I told my boyfriend how excited I was to be down almost another pound, and he asked when I started counting. February 8th, 2021. So it's taken me 2 and a half months to lose 7 pounds. It feels slow to me, but it feels sustainable - which is the most important part of weight loss IMO. Most days I don't eat my goal of ~1,500 calories. Most days I end around 1,700 or 1,800. But that's ok. Because I don't feel deprived of anything and I don't feel like food logging is a chore. I don't feel pressured to work out every day at this stage because I want to WANT to work out, I don't want it to be a big looming dread in my day. I do go on walks with my dogs, I do some yoga, and I have a work out game on my Switch, but it's not consistent or scheduled.

It's just nice to see that even when the progress is S L O W it is still happening as long as I stay consistent and honest with my food log.

And now for what works for me AKA some tips that nobody asked for!
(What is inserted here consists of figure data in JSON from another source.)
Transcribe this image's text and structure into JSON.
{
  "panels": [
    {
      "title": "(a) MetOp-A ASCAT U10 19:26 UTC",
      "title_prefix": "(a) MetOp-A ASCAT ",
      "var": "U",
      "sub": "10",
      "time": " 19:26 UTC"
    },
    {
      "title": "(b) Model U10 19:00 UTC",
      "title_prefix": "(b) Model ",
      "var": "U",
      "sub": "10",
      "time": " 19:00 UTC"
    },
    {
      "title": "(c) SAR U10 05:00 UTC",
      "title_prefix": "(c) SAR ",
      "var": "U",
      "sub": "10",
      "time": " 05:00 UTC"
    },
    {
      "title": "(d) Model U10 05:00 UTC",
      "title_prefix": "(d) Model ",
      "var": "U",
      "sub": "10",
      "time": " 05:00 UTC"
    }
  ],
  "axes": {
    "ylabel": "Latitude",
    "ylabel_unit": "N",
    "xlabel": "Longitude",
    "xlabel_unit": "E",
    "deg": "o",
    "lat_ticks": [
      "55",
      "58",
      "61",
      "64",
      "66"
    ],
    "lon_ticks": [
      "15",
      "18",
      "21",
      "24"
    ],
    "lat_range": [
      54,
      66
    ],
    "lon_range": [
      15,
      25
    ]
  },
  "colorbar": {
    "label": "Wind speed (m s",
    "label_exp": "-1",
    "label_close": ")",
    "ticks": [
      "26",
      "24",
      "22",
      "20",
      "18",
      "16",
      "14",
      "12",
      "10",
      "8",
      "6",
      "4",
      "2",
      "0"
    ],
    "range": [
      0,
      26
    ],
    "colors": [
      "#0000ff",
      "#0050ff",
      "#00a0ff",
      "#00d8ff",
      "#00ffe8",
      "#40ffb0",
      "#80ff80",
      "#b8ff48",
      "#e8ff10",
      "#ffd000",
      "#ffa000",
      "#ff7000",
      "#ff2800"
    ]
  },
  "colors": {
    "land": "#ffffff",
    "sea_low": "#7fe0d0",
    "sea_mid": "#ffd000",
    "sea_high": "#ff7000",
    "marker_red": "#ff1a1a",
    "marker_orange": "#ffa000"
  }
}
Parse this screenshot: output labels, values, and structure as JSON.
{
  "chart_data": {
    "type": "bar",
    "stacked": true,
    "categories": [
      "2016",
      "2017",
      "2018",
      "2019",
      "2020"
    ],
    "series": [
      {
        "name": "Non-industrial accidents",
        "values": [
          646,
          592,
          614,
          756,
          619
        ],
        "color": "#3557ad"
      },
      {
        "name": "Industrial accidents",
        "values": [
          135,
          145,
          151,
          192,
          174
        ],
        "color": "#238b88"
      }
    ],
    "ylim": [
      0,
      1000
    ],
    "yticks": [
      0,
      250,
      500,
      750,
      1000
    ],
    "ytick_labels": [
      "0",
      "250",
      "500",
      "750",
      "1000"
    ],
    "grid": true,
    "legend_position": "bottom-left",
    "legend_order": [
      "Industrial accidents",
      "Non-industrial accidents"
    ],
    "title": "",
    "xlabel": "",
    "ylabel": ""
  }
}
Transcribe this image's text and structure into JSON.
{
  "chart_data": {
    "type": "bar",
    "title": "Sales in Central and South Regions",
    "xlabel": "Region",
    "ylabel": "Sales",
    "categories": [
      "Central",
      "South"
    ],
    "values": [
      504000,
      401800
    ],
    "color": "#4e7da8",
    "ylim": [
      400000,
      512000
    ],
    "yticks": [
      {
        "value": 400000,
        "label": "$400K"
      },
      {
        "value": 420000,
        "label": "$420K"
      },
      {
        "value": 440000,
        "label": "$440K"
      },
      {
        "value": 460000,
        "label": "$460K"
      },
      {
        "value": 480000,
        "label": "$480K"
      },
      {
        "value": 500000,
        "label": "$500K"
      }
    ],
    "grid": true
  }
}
  • I log honestly and consistently even if it makes me temporarily disappointed in myself. Lying to my weight loss app benefits no one and only hurts me in the long run.
  • I only weigh myself if I *feel* good about myself that day. That way if the number is disappointing, it's whatever because I still feel like I look good.
  • I also only weigh myself in the morning, when I am "empty". That way I'm getting the best number I can - I don't care if that's cheating lol (I also used to only measure myself at night, when I was at my shortest!)
  • For the ladies - I do not weigh myself during my period. Partly because I don't usually feel good, but also partly because the fluctuations can be "extreme" so why bother.
  • I do not eat breakfast. I'm not really doing IF but I don't usually eat after dinner, except I have 2 pickle spears as a bed time snack almost every night. By waiting to eat for the day until after 11am, I feel less hungry throughout the day. I don't know why but that's just how I function.
  • I don't really snack that much. I know this is totally different for everyone, but I'm just not a grazer. I basically eat first meal, second meal, and then *maybe* a snack after second meal if I get hungry (stomach hungry not mouth hungry.)
  • Speaking of types of hungry, before I eat something I make sure it's actually my body telling me I need sustenance and not just my mouth saying "hey that sounds tasty" out of boredom. This is what my boyfriend and I call "stomach hungry" vs "mouth hungry".
  • I always fudge my logging to the high end. If I'm not totally sure about the amount of something I make sure to err on the side of "more". I also like to leave myself a "cushion" on higher calorie days. For example, I don't typically weigh lower calorie sauces like ketchup or sriracha, so if I'm eating that I make sure that the rest of my food totals 1,700 or less to account for "smaller" things that I don't log that might add up. Is this a slippery slope for some? Sure. But it's been working for me thus far.

Anyways, if you read all of that, kudos to you and thanks for listening! Maybe some of you out there are like me and appreciate hearing about someone similar to you.